As @Palaxin pointed out on trac some years ago (#3779), “currently animal stats are quite counter-intuitive” and need to be rebalanced (or overhauled).
As @ValihrAnt pointed out in a private message, animals are very hard to kill when using macemen.
As @DanW58 pointed out on the forums, some animals are simply too strong, especially lions, tigers, and wolves are frustrating for new players. Moreover, it's quite challenging to kill deer.
As @borg- pointed out here, spearmen are very poor at killing wild animals.
This patch does not attempt a proper rebalance of all animals, but addresses the most glaring problems by making the following changes:
- Animals inherit their resistance from template_unit.xml, which has a crush resistance of 15. This is changed to 1. Other units are unaffected by this, because the other template_unit_* templates already set different resistance values.
- The dog, elephants, hippopotamus, and walrus had different resistance values; those are purged, to make comparing them by health easier.
- The tiger has its hack damage removed, keeping it more dangerous than the lion, but not as excessively as it used to be.
- The wolf has its attack time doubled. The template_unit_fauna_wild_aggressive_wolf.xml file is deleted and its attack lines are simply inserted into fauna_wolf.xml, because that was its only child, so maintaining two files is unnecessary.
- The walrus has its attack time doubled.
- The Health node is moved out of template_unit_fauna_hunt.xml etc. for clarity and consistency, making it easier to compare and tweak individual animals.
- foxes have their health reduced to 20, dogs and wolves to 40, lions and tigers to 50;
- bull has its health raised to 150 (same as cattle), rhinoceros to 160, walrus to 120;
- giraffe health was lowered to 80 (from 150), deer and gazelle to 25, piglet to 15, rabbit to 5.

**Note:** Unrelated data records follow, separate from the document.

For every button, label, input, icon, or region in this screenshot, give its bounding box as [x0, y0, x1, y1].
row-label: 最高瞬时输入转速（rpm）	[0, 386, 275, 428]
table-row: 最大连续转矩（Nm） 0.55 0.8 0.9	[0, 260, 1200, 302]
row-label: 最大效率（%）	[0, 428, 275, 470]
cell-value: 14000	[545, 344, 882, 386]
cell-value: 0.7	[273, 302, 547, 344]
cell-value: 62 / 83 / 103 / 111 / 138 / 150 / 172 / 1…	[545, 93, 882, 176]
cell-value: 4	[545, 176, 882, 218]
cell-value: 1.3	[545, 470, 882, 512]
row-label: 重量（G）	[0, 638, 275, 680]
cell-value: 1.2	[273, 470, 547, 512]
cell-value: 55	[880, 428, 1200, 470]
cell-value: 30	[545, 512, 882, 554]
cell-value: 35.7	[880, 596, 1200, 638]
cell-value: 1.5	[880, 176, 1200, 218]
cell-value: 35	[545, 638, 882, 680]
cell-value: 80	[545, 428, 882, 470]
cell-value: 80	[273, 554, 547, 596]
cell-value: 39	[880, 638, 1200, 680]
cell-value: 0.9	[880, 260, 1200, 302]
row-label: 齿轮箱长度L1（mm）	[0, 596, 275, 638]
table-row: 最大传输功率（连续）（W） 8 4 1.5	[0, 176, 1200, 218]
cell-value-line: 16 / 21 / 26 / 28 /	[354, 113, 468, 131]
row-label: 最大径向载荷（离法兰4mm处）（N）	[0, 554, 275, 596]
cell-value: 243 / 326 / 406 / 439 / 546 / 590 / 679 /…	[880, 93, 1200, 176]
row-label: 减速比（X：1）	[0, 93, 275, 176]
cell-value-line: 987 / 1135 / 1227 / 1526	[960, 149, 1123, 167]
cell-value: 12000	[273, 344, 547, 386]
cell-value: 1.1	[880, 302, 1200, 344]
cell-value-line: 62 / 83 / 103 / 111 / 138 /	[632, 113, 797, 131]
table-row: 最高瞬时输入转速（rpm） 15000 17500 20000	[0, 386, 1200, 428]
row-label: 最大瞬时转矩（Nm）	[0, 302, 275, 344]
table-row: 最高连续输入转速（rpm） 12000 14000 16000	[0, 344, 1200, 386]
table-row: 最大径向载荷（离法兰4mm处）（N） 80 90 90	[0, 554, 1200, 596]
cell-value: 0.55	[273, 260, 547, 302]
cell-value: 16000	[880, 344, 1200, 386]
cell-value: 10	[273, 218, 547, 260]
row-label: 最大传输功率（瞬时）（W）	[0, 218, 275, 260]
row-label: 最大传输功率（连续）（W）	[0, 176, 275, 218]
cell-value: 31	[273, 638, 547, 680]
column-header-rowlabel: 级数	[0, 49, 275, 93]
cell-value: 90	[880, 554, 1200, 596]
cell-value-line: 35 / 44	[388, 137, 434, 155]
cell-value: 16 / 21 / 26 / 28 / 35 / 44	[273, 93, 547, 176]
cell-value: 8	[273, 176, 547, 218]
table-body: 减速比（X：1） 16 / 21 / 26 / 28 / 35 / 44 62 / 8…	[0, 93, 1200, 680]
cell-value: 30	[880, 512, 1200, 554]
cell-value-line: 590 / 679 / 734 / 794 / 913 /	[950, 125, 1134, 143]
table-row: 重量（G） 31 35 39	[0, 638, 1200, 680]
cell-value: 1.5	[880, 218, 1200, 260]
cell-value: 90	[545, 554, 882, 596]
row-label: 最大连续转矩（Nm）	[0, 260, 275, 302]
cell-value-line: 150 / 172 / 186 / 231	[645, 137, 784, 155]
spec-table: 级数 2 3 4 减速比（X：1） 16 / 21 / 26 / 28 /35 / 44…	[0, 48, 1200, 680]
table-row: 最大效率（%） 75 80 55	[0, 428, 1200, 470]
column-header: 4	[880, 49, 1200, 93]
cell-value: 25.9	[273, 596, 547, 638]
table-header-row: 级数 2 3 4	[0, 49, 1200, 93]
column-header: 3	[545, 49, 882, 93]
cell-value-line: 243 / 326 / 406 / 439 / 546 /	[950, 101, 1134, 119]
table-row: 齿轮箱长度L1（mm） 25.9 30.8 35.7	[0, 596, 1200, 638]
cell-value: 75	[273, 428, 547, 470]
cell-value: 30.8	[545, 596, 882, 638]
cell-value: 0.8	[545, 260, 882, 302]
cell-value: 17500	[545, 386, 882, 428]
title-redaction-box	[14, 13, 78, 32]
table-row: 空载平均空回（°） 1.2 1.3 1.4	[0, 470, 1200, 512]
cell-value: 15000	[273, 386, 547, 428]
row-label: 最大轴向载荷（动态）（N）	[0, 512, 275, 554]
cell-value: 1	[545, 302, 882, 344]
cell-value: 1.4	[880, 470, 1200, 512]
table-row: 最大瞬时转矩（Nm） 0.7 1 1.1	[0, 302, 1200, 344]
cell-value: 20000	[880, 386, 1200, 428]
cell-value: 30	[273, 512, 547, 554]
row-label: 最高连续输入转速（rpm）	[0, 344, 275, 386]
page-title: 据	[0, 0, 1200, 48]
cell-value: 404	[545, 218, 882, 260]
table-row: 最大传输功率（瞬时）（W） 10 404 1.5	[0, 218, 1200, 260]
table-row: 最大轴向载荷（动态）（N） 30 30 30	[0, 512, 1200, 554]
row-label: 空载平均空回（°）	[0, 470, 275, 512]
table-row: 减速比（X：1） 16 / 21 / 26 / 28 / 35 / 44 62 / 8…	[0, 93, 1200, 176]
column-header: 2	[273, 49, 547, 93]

Furthermore, D3301/rP24527 differentiated domestic animals, giving all of them different values, but with the same food cost to food supply ratio, though with bigger animals having better food to time ratios. However, the goat's values were rounded up from 75 to 80, which resulted in it being slightly more time efficient than the (larger) sheep, contrary to what was intended. This patch lowers it to 70, making the goat cheaper but slightly less time efficient than sheep.